[13] Il serait plus juste de dire: «la traduction très-libre,» mais au temps de Corneille on ne se faisait pas la même idée qu'aujourd'hui de la fidélité d'une traduction.
[14] Voyez ci-après, p. [8], note [19].
[15] Voyez p. [14], note [37].
[16] Flavio Biondo, né en 1388, mourut à Rome en 1463, laissant plusieurs savants ouvrages qui ont été publiés ensemble à Bâle en 1531. L'ouvrage ici mentionné a pour titre: Historiarum ab inclinatione romani imperii ad annum 1440, decades III, libri XXXI. Il devait embrasser l'histoire générale depuis la chute de l'empire romain jusqu'au temps de l'auteur; mais quand il mourut, il n'en avait écrit que trois décades et le premier livre de la quatrième. C'est au livre ix de la Ire décade qu'il est parlé de Pertharite.
[17] Ce nom est écrit ainsi dans toutes les impressions antérieures à 1668. Les éditions de 1668, 1682 et 1692 ont de même Rodelinde dans l'Examen; mais dans le texte de la pièce, elles donnent généralement, là où le nom n'est pas imprimé en capitales, Rodélinde, avec un accent[ [17-a].
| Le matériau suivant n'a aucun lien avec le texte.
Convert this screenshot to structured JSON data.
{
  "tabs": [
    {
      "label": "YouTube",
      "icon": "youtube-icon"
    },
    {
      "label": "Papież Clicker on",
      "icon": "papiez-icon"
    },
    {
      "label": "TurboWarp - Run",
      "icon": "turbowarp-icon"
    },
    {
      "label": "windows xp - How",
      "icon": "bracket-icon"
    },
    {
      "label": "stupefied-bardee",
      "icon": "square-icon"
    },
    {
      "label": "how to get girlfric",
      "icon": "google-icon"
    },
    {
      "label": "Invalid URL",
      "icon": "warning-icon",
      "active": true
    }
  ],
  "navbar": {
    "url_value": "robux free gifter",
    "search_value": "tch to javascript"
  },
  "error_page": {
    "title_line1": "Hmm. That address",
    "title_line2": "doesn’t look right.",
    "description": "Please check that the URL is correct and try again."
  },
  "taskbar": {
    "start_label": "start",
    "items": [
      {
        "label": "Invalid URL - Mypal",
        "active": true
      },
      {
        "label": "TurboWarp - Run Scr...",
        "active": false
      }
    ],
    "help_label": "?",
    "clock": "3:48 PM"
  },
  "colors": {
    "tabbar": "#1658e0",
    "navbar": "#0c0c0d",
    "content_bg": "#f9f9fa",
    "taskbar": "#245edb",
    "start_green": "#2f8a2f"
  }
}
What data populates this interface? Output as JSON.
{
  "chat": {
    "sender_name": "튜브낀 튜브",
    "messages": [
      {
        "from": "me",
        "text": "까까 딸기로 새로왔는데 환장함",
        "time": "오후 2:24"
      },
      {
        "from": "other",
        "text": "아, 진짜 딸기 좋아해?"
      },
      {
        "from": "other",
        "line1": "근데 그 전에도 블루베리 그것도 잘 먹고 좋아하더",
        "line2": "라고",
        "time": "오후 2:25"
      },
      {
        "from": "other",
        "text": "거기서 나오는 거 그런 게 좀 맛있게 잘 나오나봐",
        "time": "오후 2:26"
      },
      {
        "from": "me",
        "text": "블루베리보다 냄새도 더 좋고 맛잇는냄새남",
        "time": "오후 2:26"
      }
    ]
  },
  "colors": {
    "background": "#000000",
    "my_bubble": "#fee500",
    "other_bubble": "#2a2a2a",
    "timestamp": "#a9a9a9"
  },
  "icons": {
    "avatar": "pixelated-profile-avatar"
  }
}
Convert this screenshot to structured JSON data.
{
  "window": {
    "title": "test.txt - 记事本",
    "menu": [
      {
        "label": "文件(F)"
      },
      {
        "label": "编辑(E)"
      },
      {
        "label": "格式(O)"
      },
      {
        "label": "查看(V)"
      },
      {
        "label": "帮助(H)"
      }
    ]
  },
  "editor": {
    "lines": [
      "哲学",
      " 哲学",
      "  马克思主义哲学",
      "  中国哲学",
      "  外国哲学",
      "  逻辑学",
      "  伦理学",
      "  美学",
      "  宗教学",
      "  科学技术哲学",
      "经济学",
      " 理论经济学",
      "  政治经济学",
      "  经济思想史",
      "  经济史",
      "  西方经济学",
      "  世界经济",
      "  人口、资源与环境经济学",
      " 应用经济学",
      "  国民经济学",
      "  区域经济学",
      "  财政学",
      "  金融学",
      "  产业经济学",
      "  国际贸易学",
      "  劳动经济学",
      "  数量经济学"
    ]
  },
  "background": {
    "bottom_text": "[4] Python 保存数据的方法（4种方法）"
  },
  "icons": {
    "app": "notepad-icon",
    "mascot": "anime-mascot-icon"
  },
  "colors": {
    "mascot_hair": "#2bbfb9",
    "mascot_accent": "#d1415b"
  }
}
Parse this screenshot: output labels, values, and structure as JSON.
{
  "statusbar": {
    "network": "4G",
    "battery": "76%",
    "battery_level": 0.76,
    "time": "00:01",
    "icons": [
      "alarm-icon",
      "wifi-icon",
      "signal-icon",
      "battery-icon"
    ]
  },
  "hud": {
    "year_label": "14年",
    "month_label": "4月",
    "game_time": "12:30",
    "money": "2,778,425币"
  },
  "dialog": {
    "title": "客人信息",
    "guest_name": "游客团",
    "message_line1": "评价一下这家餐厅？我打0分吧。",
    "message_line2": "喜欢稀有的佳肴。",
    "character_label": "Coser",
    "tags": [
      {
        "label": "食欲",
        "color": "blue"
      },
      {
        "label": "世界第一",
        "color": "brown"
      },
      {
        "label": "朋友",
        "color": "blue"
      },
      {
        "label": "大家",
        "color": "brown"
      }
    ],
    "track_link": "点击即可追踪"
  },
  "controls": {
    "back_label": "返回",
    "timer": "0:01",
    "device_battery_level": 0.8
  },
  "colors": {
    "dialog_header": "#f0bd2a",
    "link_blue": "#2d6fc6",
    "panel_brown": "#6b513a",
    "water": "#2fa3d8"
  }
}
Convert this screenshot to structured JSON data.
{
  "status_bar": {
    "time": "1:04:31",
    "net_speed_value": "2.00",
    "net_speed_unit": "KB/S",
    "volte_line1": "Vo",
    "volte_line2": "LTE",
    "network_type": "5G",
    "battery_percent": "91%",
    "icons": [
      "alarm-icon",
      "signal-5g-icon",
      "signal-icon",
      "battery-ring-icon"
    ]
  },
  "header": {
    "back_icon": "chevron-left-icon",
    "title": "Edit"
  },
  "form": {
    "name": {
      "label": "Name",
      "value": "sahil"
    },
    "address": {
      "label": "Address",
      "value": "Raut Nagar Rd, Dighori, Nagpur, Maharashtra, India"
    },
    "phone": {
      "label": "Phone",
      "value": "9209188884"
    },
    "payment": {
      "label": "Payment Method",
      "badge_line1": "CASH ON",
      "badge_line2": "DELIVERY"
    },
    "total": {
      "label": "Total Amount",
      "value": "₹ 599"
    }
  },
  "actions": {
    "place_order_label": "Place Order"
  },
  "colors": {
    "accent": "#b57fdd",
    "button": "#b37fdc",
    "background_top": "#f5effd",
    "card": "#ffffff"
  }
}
[17-a] Dans l'examen d'Horace, les éditions de 1668 et de 1862 portent Rodélinde, comme dans le texte de Pertharite.
[18] Voici le passage que Corneille a ici en vue: «Ariperthus moriens duos filios Pertharitum et Gundibertum reliquit successores. Quorum temporibus Longobardi pacem cum Romanis Ravennatibusque et aliis Italiae populis imperio subjectis ubique servaverunt. Sed variis ipsi inter se motibus agitati sunt. Grimoaldus namque beneventanus, Longobardorum dux, ipsos fratres in regni administratione discordes esse intelligens, Romoaldum filium Beneventi ducem instituit, et magnas ducens copias, Papiam venit; qua ex urbe quum Pertharitum puerum regem fugasset, Gundibertum fratrem expulit Mediolano, apud quam urbem ipse a fratre divisus se cœperat continere.» (Blondi Flavii Forliviensis Historiarum ab inclinatione Romanorum imperii decas I, liber IX; édition de Venise, 1483, folio I, III vo.)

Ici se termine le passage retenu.